The projected patterns identified in this study are broadly consistent with regional-scale projections across Southeast Asia and global assessments reported by the IPCC AR6. Similar warming magnitudes and spatial heterogeneity have been observed in neighboring countries such as Vietnam, Cambodia, and Malaysia, where enhanced surface temperatures and declining wet-season rainfall are linked to weakened monsoon circulation and rising aerosol concentrations. Studies using CMIP6 ensembles (e.g., Tangang et al., 2023 [95]; Li et al., 2024 [19]) also highlight intensified dry season warming and increased inter-annual variability in the Indochina Peninsula, supporting the present results. The slightly faster mid-century warming under RCP4.5 compared to RCP8.5 aligns with findings from Oleson et al. (2015) [84] and Grandey et al. (2016) [85], which attribute early century warming to aerosol reduction and radiative forcing effects. These comparisons confirm that Thailand’s projected climatic shifts reflect broader regional tendencies toward aridity and hydroclimatic instability across Southeast Asia.

5. Conclusions

This study projects Thailand’s mid-21st century climate using CSIRO-Mk3 under RCP4.5 and RCP8.5 scenarios. Results reveal continuous warming (+0.033 °C/year), stable rainfall, and rising PET trends (~+10 mm/year). By 2060, Semi-arid and Dry climates dominate nationwide, while Moist zones vanish completely. These shifts signify intensifying aridity and drought risks, emphasizing proactive adaptation strategies for Thailand’s agricultural and water sectors.
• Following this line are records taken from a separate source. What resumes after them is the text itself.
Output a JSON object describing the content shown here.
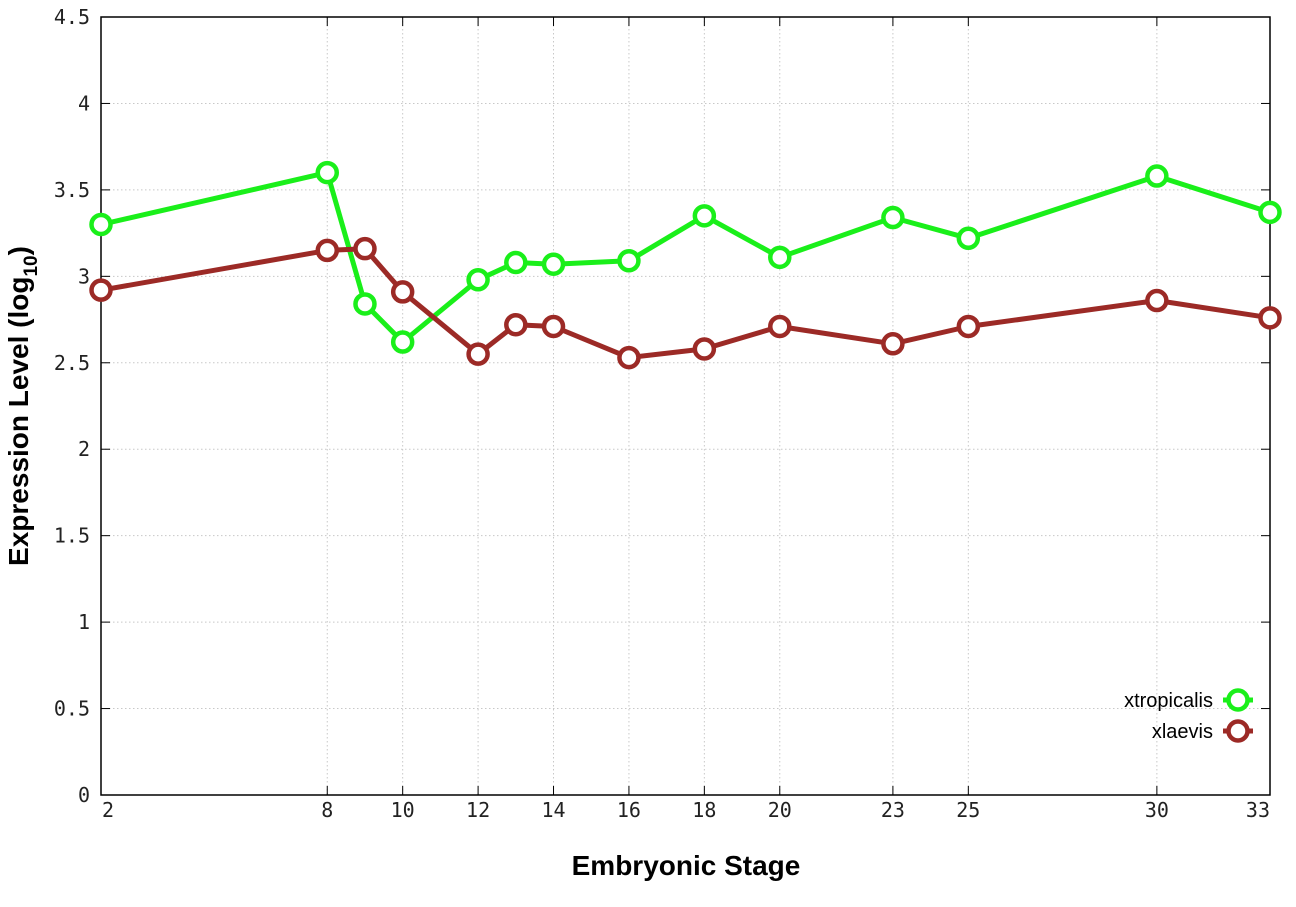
{
  "chart_data": {
    "type": "line",
    "xlabel": "Embryonic Stage",
    "ylabel_main": "Expression Level (log",
    "ylabel_sub": "10",
    "ylabel_close": ")",
    "xlim": [
      2,
      33
    ],
    "ylim": [
      0,
      4.5
    ],
    "yticks": [
      "0",
      "0.5",
      "1",
      "1.5",
      "2",
      "2.5",
      "3",
      "3.5",
      "4",
      "4.5"
    ],
    "x_ticks": [
      2,
      8,
      10,
      12,
      14,
      16,
      18,
      20,
      23,
      25,
      30,
      33
    ],
    "x_tick_labels": [
      "2",
      "8",
      "10",
      "12",
      "14",
      "16",
      "18",
      "20",
      "23",
      "25",
      "30",
      "33"
    ],
    "grid": true,
    "legend_position": "bottom-right",
    "series": [
      {
        "name": "xtropicalis",
        "color": "#1aef1a",
        "x": [
          2,
          8,
          9,
          10,
          12,
          13,
          14,
          16,
          18,
          20,
          23,
          25,
          30,
          33
        ],
        "y": [
          3.3,
          3.6,
          2.84,
          2.62,
          2.98,
          3.08,
          3.07,
          3.09,
          3.35,
          3.11,
          3.34,
          3.22,
          3.58,
          3.37
        ]
      },
      {
        "name": "xlaevis",
        "color": "#9c2a26",
        "x": [
          2,
          8,
          9,
          10,
          12,
          13,
          14,
          16,
          18,
          20,
          23,
          25,
          30,
          33
        ],
        "y": [
          2.92,
          3.15,
          3.16,
          2.91,
          2.55,
          2.72,
          2.71,
          2.53,
          2.58,
          2.71,
          2.61,
          2.71,
          2.86,
          2.76
        ]
      }
    ]
  }
}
Annual rainfall under both scenarios displayed similar spatial patterns with no abrupt changes and minor trend differences. RCP8.5 generally projected lower rainfall, especially along the western southern coast (the Andaman Sea) and the southeastern region (Chanthaburi and Trat), influenced by the southwest monsoon. High rainfall was projected in northeastern areas, particularly around Nakhon Phanom, likely due to tropical storms. Central Thailand exhibited low rainfall due to rain-shadow effects and distance from the coast. These patterns align with early 21st-century observations [38], but mid-century simulations showed higher temperature and lower rainfall trends, indicating worsening climate impacts.
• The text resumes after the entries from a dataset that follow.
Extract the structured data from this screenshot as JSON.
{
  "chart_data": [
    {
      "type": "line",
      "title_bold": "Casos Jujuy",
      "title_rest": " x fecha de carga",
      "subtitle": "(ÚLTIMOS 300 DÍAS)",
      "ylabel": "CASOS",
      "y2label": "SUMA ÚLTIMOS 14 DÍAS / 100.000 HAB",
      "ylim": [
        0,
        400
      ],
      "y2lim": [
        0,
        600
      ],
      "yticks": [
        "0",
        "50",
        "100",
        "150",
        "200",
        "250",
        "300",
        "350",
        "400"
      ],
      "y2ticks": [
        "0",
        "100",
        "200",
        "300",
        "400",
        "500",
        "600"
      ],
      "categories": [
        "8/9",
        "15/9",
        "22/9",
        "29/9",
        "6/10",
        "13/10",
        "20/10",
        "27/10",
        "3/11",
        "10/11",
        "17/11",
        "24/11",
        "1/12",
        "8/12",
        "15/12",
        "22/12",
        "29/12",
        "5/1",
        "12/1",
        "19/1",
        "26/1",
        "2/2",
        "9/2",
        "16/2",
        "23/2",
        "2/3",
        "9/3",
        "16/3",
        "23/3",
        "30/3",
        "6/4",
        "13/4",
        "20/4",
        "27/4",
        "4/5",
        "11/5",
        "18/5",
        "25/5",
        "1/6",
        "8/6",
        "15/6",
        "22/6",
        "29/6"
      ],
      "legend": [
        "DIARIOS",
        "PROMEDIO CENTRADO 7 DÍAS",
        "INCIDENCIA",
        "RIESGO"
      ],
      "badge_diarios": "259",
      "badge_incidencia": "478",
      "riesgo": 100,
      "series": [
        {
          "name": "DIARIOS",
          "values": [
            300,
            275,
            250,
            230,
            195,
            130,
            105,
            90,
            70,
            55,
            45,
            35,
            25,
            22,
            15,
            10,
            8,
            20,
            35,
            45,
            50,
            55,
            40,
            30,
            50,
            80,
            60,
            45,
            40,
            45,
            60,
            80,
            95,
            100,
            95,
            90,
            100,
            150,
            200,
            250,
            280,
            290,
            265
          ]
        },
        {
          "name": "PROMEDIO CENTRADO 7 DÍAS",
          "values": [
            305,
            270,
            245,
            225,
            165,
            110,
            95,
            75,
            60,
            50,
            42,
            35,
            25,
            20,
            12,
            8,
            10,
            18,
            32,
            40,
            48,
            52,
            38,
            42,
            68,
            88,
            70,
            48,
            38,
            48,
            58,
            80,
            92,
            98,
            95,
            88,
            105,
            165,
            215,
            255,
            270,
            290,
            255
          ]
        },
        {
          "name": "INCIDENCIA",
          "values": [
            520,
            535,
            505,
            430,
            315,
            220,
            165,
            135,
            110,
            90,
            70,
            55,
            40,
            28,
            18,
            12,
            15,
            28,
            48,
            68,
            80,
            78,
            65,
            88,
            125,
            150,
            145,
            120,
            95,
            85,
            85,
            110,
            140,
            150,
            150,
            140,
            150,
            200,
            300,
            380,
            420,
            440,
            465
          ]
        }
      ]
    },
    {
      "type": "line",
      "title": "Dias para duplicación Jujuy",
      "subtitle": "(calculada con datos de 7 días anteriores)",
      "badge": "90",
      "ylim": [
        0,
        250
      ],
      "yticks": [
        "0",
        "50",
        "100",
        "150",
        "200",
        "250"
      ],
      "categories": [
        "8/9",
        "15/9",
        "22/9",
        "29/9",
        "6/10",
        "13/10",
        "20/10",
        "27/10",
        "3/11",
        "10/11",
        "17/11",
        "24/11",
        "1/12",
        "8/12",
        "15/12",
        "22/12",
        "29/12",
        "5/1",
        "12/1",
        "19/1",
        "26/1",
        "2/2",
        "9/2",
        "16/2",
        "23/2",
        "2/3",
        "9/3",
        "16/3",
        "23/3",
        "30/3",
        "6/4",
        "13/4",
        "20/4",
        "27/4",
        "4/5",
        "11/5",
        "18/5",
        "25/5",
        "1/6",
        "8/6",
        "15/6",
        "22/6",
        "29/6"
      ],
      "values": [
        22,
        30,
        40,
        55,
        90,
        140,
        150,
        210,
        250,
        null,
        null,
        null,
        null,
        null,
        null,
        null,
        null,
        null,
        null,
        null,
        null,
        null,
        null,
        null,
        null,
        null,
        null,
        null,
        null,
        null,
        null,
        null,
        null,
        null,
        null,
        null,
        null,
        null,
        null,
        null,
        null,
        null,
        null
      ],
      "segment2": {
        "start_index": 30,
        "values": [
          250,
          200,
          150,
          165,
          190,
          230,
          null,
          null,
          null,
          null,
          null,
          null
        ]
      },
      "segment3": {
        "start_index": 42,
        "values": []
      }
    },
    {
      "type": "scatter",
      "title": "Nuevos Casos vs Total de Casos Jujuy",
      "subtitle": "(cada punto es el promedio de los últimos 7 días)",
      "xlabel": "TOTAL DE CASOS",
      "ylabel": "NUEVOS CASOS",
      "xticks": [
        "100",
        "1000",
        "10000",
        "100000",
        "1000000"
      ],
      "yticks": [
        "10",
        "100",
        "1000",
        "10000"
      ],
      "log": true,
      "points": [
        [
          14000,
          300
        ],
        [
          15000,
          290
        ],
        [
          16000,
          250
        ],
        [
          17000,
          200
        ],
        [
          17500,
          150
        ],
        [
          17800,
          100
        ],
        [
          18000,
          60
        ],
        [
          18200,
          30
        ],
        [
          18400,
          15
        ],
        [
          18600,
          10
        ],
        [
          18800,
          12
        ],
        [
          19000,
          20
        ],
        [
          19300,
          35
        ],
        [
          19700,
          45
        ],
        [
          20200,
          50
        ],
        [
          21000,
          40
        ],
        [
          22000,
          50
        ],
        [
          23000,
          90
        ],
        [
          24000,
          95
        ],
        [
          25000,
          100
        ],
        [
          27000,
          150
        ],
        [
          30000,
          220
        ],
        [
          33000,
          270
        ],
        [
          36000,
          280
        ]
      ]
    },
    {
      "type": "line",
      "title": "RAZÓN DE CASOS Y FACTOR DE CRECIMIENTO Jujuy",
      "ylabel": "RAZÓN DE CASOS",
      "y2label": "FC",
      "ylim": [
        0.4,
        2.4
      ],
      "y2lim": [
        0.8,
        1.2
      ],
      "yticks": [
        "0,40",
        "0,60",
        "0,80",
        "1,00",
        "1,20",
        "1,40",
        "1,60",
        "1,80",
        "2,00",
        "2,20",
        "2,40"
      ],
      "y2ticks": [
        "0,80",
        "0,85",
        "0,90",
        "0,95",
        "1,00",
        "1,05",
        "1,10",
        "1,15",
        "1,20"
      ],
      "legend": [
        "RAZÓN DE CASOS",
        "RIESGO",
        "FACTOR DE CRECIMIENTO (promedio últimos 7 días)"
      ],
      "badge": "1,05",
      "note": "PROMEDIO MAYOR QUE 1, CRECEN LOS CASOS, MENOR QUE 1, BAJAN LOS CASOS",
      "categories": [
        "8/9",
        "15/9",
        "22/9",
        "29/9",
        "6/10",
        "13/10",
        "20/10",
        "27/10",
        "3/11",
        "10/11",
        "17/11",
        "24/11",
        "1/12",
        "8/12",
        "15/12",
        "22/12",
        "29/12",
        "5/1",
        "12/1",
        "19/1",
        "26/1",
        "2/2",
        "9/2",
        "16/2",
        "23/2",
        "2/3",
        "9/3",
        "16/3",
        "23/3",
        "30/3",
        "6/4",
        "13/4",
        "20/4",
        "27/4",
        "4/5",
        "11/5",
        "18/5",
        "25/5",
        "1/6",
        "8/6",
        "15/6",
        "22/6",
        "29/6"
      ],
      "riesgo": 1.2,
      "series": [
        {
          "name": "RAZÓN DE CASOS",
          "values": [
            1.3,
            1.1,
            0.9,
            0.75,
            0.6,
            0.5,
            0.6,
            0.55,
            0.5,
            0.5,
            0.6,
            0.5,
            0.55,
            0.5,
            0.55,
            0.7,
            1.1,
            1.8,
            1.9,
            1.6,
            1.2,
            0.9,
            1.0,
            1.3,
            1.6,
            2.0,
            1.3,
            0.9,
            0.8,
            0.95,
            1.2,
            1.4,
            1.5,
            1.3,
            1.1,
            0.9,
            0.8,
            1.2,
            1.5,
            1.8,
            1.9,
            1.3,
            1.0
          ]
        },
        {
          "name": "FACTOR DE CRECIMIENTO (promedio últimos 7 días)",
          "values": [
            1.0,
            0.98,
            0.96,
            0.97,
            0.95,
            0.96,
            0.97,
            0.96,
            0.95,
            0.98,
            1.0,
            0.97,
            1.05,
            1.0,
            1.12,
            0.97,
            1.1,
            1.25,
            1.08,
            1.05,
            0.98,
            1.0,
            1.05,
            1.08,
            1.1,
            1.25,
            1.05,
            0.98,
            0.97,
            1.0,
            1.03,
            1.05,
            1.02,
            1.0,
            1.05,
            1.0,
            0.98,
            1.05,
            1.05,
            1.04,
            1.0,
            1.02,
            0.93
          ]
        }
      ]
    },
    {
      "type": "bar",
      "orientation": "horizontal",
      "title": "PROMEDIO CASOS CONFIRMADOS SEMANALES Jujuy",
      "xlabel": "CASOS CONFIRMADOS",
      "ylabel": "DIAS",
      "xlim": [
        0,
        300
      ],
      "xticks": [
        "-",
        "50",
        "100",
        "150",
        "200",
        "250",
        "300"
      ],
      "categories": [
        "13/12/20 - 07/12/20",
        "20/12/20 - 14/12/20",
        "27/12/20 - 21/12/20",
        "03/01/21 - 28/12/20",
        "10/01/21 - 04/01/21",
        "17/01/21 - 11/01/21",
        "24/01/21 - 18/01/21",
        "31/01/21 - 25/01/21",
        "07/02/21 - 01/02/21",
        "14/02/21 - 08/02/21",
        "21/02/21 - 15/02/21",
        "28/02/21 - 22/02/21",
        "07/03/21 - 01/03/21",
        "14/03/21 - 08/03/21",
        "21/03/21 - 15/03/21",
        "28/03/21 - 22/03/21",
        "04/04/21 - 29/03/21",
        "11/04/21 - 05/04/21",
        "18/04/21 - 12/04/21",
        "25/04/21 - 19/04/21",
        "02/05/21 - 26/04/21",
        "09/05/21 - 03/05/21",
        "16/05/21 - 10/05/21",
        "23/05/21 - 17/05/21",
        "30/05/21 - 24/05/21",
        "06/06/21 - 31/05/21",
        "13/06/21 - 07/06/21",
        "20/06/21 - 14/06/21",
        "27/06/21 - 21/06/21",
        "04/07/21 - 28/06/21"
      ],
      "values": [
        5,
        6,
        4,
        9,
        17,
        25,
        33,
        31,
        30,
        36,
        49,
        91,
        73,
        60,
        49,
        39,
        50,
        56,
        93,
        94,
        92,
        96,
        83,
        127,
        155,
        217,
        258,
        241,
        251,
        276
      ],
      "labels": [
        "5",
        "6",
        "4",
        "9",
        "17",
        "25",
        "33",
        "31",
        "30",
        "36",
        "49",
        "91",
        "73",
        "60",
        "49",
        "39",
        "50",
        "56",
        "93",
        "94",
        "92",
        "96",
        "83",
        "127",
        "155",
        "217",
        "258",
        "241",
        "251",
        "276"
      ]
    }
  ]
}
PET patterns under both RCPs resembled those in the early 21st century, with highest values in central Thailand decreasing northward. Abrupt increases and upward trends, mainly driven by rising temperatures, were more pronounced under RCP8.5, suggesting increased evaporative demand and drought risk.

The New Thornthwaite Climate Classification predicted dominance of Semi-arid and Dry climates with torrid Thermal Index in central Thailand, transitioning to wetter types in limited coastal and northeastern zones influenced by monsoon and tropical cyclones. Compared to the early 21st century, Moist types disappeared, indicating increased aridity. Most of Thailand showed high to extreme climate variability driven mainly by temperature rises. Both temperature and rainfall impact on variability are expected to grow, partly due to a weakening southwest monsoon [102,103]. ENSO events may further intensify these changes [104,105]. These evolving patterns highlight the need for ongoing climate monitoring in Thailand.

The Thornthwaite Classification, relying on temperature, precipitation, and PET with a simplified approach, offers practical utility for local authorities to assess and respond to climate change. This study focused on these core variables to characterize climate change and drought, though future research should incorporate additional atmospheric factors and policy considerations influencing Thailand’s climate dynamics.

This study integrates the New Thornthwaite Climate Classification with statistically downscaled CMIP5 projections for Thailand, providing insights for agricultural zoning, water management, and climate adaptation. Limitations include reliance on a single GCM (CSIRO-Mk3) and a lack of ensemble-based uncertainty evaluation. Future research should extend to CMIP6 datasets and include multiple models to better capture uncertainty and projection robustness.